Keywords: income inequality , health , well-being , corruption
Areas of Research: Health , Comparative Sociology , Mental Health and Illness

Abstract

The topic of the present dissertation is the relationship between income inequality and well-being and has as starting point the so called “income inequality thesis”. The general research questions that are at the basis of the dissertation are the following:
(1) what is the empirical relationship between inequality and different dimensions of well-being?
(2) what is the empirical relationship between inequality and well-being across countries with various levels of economic development?
(3) how can the relationship between inequality and well-being be explained?
(4) is the relationship between inequality and well-being the same for individuals with different characteristics, e.g., different income or coping resources?

The contribution of this dissertation toward advancing the “income inequality thesis” is fourth-fold. First, I will evaluate and test some of the mechanisms that were proposed in the literature to explain the empirical relationship between higher inequality and worse well-being, i.e., the material pathway, the psychosocial pathway and the institutional pathway.
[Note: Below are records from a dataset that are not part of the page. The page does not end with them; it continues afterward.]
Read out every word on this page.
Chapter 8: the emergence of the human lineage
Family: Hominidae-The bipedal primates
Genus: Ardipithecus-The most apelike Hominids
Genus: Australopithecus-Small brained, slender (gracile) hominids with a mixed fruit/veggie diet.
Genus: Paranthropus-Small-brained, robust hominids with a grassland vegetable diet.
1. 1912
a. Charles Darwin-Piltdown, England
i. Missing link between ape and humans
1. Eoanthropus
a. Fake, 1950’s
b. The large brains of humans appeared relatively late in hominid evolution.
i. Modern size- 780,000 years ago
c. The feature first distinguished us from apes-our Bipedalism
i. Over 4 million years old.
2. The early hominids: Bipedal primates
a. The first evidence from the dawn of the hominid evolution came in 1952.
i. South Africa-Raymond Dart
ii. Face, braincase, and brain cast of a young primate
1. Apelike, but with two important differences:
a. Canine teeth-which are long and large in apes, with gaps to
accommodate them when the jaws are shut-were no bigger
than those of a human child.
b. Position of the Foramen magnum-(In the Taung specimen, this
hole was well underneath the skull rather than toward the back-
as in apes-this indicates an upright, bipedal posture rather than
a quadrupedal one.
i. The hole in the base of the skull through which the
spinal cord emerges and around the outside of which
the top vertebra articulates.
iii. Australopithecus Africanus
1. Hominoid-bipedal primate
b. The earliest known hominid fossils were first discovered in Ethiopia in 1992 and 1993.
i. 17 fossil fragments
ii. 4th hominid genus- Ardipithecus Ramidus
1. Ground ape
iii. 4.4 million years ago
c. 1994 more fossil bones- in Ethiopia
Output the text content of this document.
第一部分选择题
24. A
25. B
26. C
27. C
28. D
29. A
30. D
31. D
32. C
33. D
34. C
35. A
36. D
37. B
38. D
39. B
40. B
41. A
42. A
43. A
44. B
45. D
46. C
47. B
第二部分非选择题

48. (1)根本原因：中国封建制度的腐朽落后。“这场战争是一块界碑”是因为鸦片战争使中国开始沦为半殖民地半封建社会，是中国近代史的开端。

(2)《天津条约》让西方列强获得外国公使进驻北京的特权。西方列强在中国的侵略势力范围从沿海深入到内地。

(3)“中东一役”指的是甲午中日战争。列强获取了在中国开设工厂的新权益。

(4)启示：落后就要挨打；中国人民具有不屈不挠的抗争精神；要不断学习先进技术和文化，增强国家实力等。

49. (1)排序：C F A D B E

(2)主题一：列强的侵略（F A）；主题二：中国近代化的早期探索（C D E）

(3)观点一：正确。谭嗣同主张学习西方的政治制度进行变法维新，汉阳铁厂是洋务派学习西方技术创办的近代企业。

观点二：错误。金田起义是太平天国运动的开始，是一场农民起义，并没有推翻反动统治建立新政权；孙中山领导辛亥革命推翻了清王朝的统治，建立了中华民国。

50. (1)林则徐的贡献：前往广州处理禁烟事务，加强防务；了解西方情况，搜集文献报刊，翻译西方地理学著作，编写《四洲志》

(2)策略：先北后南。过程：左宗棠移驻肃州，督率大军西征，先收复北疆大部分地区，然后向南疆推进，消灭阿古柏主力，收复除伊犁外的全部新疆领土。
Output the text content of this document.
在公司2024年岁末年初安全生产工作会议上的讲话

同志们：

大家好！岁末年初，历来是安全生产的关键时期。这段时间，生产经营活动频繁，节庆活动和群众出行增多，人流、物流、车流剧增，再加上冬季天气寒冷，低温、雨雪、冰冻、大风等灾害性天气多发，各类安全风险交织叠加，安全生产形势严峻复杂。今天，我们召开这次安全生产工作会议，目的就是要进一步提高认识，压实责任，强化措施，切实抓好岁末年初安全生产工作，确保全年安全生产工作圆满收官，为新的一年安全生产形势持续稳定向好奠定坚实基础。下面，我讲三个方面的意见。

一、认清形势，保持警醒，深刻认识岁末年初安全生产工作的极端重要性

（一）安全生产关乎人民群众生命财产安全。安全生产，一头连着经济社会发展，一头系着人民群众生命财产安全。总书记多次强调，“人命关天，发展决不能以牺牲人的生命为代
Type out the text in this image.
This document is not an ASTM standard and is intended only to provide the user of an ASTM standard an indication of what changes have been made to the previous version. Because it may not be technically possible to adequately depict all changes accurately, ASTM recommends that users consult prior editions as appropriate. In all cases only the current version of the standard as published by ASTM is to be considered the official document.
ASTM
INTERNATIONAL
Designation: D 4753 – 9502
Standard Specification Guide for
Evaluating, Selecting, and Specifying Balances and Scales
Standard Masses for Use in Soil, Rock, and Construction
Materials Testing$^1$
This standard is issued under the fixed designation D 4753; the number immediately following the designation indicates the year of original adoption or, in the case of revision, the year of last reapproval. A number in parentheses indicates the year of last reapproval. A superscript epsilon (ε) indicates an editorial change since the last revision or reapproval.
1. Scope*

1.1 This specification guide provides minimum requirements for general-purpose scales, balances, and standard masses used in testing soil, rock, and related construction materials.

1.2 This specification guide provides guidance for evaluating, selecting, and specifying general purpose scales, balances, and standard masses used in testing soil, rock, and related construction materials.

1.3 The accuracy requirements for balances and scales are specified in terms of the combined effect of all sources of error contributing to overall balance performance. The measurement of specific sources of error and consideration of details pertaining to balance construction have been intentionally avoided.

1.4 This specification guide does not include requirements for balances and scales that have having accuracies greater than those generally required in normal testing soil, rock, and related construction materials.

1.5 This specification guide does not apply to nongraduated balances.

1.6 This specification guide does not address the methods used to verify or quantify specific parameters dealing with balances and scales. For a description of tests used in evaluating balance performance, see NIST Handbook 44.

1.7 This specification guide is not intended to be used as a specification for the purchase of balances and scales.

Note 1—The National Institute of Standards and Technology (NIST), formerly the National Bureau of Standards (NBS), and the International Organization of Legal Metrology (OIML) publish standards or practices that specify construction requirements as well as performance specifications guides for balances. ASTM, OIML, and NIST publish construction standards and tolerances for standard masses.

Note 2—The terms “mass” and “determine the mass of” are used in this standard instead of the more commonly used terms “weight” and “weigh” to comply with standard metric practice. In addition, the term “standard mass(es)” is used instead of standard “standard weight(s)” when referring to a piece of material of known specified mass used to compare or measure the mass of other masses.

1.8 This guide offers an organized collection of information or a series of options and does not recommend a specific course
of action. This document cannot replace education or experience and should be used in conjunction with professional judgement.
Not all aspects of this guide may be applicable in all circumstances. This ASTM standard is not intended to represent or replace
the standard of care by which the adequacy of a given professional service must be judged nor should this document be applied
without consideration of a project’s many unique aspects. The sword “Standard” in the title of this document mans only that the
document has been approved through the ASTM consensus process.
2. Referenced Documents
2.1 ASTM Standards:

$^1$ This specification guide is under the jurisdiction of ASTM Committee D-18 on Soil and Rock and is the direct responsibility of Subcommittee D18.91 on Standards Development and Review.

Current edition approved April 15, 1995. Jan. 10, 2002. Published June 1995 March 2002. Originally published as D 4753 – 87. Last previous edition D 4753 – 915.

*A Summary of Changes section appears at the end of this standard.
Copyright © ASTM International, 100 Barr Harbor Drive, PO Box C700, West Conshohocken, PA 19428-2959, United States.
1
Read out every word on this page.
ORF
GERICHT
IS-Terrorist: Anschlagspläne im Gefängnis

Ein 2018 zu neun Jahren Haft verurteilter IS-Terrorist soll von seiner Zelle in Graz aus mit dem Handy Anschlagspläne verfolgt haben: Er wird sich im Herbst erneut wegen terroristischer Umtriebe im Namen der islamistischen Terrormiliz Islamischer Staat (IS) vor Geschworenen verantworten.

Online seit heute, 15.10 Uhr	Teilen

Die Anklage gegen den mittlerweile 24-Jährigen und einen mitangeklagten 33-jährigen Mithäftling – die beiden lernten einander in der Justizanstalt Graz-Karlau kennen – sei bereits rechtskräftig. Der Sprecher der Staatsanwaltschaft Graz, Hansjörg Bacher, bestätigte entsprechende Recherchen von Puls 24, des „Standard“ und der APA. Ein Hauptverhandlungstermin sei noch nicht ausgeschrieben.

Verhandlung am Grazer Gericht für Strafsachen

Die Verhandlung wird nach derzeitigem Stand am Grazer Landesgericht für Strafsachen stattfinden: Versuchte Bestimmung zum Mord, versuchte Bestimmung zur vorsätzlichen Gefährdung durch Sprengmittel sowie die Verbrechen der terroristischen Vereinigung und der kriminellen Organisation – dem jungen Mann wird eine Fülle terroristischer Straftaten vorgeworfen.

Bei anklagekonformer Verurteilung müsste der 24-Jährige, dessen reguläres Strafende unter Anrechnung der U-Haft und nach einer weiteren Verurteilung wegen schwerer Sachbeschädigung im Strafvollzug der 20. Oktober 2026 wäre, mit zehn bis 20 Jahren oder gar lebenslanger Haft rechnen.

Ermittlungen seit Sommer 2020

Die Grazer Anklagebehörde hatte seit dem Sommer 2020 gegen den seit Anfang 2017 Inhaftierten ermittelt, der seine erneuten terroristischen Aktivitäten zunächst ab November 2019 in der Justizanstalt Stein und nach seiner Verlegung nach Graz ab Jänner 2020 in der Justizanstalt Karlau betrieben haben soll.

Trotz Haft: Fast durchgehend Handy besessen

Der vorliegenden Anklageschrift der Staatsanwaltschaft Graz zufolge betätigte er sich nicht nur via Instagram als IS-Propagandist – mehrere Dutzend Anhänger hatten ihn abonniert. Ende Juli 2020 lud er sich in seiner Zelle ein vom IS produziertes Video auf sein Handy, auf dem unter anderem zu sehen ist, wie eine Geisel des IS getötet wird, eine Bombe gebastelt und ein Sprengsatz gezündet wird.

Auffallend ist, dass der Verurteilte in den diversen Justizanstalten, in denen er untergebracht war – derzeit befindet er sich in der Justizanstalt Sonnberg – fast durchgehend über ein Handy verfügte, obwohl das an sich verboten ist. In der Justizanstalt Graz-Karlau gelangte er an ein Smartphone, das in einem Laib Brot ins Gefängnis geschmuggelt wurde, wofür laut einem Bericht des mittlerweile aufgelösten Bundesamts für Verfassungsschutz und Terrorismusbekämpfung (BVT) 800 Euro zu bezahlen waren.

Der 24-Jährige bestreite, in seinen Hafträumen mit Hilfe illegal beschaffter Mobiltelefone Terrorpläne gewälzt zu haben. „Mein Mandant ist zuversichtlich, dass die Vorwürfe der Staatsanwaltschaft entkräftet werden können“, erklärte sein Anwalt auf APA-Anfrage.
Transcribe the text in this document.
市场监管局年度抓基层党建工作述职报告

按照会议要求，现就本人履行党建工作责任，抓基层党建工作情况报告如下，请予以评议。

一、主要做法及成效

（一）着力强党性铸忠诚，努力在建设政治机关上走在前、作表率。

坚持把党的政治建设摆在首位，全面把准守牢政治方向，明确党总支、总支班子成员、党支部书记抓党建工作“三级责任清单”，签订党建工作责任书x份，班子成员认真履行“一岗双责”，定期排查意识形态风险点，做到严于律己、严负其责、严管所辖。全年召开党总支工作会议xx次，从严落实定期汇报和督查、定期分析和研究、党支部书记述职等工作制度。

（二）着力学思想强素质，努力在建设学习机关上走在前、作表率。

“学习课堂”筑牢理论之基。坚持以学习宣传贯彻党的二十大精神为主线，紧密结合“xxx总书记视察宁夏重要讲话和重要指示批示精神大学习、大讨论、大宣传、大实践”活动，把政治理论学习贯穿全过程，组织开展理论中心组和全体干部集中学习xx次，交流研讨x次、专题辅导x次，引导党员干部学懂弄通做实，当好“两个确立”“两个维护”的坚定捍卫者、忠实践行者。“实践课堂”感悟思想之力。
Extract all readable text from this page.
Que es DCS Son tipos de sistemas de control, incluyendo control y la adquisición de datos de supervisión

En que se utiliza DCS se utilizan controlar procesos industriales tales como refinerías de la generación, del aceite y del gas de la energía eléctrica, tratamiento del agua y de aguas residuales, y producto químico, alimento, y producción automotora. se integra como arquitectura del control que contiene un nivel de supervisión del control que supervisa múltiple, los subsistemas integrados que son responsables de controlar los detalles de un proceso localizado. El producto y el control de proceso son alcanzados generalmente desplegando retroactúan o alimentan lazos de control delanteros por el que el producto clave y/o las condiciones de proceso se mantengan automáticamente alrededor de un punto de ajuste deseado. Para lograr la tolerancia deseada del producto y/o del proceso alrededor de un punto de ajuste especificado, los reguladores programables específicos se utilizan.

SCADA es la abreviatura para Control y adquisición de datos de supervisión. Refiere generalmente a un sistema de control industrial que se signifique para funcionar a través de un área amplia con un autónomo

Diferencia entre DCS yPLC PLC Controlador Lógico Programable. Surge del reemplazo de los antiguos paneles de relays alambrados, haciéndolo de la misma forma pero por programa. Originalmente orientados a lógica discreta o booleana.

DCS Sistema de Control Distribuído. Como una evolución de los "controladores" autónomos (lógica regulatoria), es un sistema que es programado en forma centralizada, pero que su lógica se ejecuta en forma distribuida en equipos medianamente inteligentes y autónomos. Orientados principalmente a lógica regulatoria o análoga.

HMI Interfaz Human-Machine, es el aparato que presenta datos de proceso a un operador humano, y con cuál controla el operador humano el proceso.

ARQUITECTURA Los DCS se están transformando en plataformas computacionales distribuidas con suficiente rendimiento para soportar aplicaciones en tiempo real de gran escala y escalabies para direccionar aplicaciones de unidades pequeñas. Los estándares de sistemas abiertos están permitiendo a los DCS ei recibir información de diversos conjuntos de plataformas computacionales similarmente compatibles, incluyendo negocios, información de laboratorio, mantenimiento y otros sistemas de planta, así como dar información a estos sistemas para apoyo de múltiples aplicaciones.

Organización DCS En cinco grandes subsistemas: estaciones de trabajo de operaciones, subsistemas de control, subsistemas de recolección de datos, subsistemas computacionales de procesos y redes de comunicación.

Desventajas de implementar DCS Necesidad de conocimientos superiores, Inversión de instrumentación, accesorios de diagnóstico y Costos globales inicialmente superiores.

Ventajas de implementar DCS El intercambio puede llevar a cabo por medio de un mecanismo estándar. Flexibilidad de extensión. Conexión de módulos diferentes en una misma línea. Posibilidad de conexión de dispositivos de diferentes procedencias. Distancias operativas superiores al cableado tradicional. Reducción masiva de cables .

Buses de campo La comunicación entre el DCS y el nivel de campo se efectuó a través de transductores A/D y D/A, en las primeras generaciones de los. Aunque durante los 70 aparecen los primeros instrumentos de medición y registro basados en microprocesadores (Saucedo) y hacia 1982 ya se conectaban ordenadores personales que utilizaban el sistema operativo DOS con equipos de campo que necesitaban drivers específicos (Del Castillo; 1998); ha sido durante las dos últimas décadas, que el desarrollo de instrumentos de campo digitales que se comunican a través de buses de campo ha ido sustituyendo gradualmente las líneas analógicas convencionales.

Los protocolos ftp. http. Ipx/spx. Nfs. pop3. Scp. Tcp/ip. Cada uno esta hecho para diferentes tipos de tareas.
In addition, I will also develop and test an additional mechanism not previously presented in the literature, i.e., a path through the level of societal corruption.

Second, I make the observation that the majority of the previous literature did not pay attention to the potentially different effects of inequality on various types of well-being measures. In the present dissertation I maintain that this distinction should be made and I choose the well-being measures in such a way to allow an evaluation of the differential effects of inequality on two dimensions of well-being, i.e., 1) physical health and 2) mental health and well-being.

Third, I note the point made by previous research that the detrimental effect of inequality on health should be stronger in those countries where the limits of economic growth are reached (Wilkinson & Pickett, 2009b). Against this idea I maintain that the mechanisms that were advanced in the literature to explain why higher inequality should relate to worse health and well-being are formulated in general terms and could very well apply everywhere in the world. Furthermore, some of them should even be more relevant for the low and middle income countries (LMICs). Therefore, I purposively choose samples of countries with different levels of economic development in order to be able to derive conclusions on the role of the sample composition for the relationship between inequality and well-being.

Fourth, the majority of previous research has paid little attention to the potential differential effect of inequality for individuals with different characteristics. I will argue that some mechanisms could work differently for individuals with different socio-economic characteristics and in addition, some individual characteristics could act as protective factors against the potential detrimental effect of inequality on well-being. Subsequently, when the design of the studies allows it, I evaluate both theoretically and empirically the differential effect of inequality on well-being for different social categories.